Der Tag der Doppelsiege: Bier, Bier und ein Party-Telefon

Das Rennergebnis der drei Klassen sorgte für ein Novum in dieser Saison: Sowohl in der Moto3, der Moto2 als auch der MotoGP siegten Teamkollegen. Bei den 'Kleinsten' herrschte über das gesamte Rennen hinweg ein spannender Zweikampf zwischen den Estrella-Galicia-Piloten Alex Rins und Alex Marquez, den ersterer mit der Lächerlichkeit von 42 Tausendstelsekunden Vorsprung für sich entschied. Nicht nur, dass Rins die Nummer 42 auf seinem Bike spazieren trägt, ist dabei erwähnenswert. Ebenso gilt es hervorzuheben, wie herzlich und fair sich die beiden WM-Rivalen nach dem Rennen noch auf den Bikes gratulierten und auch auf dem Podest ausgelassen miteinander feierten. Liegt das etwa am alkoholfreien spanischen Bier?

Bittere WM-Rivalen, faire Sportsmänner und super Teamkollegen: Alex Marquez und Alex Rins, Foto: Estrella Galicia
Bittere WM-Rivalen, faire Sportsmänner und super Teamkollegen: Alex Marquez und Alex Rins, Foto: Estrella Galicia

Bei Moto2-Dominator Marc VDS herrscht zwischen den beiden Piloten Tito Rabat und Mika Kallio im Vergleich dazu jedoch eher Eiszeit. Und das nicht nur, weil mit dem Finnen Kallio ein 'Iceman' in den WM-Kampf der Teamkollegen involviert ist. Während Rabat auch im kommenden Jahr für das Team des niederländischen Biermoguls Marc van der Straaten an den Start geht, wittert der bereits 31-jährige Kallio, der im kommenden Jahr durch Alex Marquez ersetzt wird, wohl die letzte und einzige Chance seiner Karriere auf den Weltmeistertitel.
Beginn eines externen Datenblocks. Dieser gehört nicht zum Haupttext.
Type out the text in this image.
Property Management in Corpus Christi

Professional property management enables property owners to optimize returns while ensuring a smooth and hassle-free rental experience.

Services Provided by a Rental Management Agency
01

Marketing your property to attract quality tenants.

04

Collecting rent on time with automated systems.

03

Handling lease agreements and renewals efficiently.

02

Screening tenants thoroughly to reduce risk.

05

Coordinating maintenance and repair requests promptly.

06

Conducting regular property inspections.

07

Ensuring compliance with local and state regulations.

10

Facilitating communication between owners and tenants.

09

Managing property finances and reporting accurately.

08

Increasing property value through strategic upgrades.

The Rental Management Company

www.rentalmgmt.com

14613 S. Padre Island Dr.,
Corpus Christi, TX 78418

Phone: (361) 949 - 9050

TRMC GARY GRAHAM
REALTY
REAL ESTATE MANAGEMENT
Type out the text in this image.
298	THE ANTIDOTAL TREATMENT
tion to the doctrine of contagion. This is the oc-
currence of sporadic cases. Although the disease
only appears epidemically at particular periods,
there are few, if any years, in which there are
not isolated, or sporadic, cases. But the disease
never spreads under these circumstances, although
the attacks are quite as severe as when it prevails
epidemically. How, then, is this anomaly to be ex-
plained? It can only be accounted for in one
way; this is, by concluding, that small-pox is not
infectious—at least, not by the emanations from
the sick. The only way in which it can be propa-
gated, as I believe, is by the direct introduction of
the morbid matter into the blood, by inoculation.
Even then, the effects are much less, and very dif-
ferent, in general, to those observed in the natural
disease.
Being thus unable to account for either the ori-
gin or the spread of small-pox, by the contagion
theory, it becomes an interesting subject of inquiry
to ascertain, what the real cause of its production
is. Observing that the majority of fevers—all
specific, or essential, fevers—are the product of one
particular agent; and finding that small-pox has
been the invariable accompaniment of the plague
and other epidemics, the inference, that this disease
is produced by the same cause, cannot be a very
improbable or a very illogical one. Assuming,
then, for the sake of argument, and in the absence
Dass außer einer kurzen Gratulation für den Teamkollegen nach Niederlagen da eher 'Düster-Stimmung' herrscht, ist allerdings verständlich. Nach ein paar Bier werden sich die beiden aber auch gestern sicher wieder lieb gehabt haben.

Das Verhältnis der Yamaha-Superstars Valentino Rossi und Jorge Lorenzo ist - zumindest vor der Kamera - wie immer vorbildlich und von großem Respekt geprägt. Lorenzo freute sich für Team und Teamkollegen, auch wenn er zum vierten Mal in Serie am ersten Saisonsieg vorbeischrammte. Rossi hingegen lobte sämtliche Mitglieder der 'Big4' als die härtesten Kontrahenten seiner Karriere. Durch den Hauptsponsor Movistar können sich die Yamaha-Piloten sicher auch privat stundenlang umsonst mit Komplimenten eindecken - oder dann doch geheim ihrem Ärger Luft machen?

Bradl, Bradl, Bradl! So wird das nichts mit den Top-10!

Stefan Bradl hat nach Misano allen Grund, niedergeschlagen zu sein, Foto: LCR Honda
Stefan Bradl hat nach Misano allen Grund, niedergeschlagen zu sein, Foto: LCR Honda

Nach einer beeindruckenden Saison 2013 schien Stefan Bradl auf dem richtigen Weg, sich in der zweiten Spitzengruppe der MotoGP zu etablieren. In diesem Jahr läuft es für den einzigen Deutschen in der Zweirad-Königsklasse hingegen alles andere als rund. Nach 13 von 18 Rennen liegt Bradl lediglich auf dem neunten Gesamtrang, punktgleich mit Tech-3-Pilot Bradley Smith. Klar ist der Honda Production Racer im Vergleich zur Konkurrenz nicht auf dem Niveau der Satelliten RC213V des Vorjahres, jedoch ließ auch Bradl selbst in dieser Saison leider zu oft die nötige Klasse vermissen. Bereits vier punktelose Rennen nach Stürzen sowie die Nullnummer trotz 'Pole Position' beim Heimspiel auf dem Sachsenring sprechen leider eine nicht ganz undeutliche Sprache...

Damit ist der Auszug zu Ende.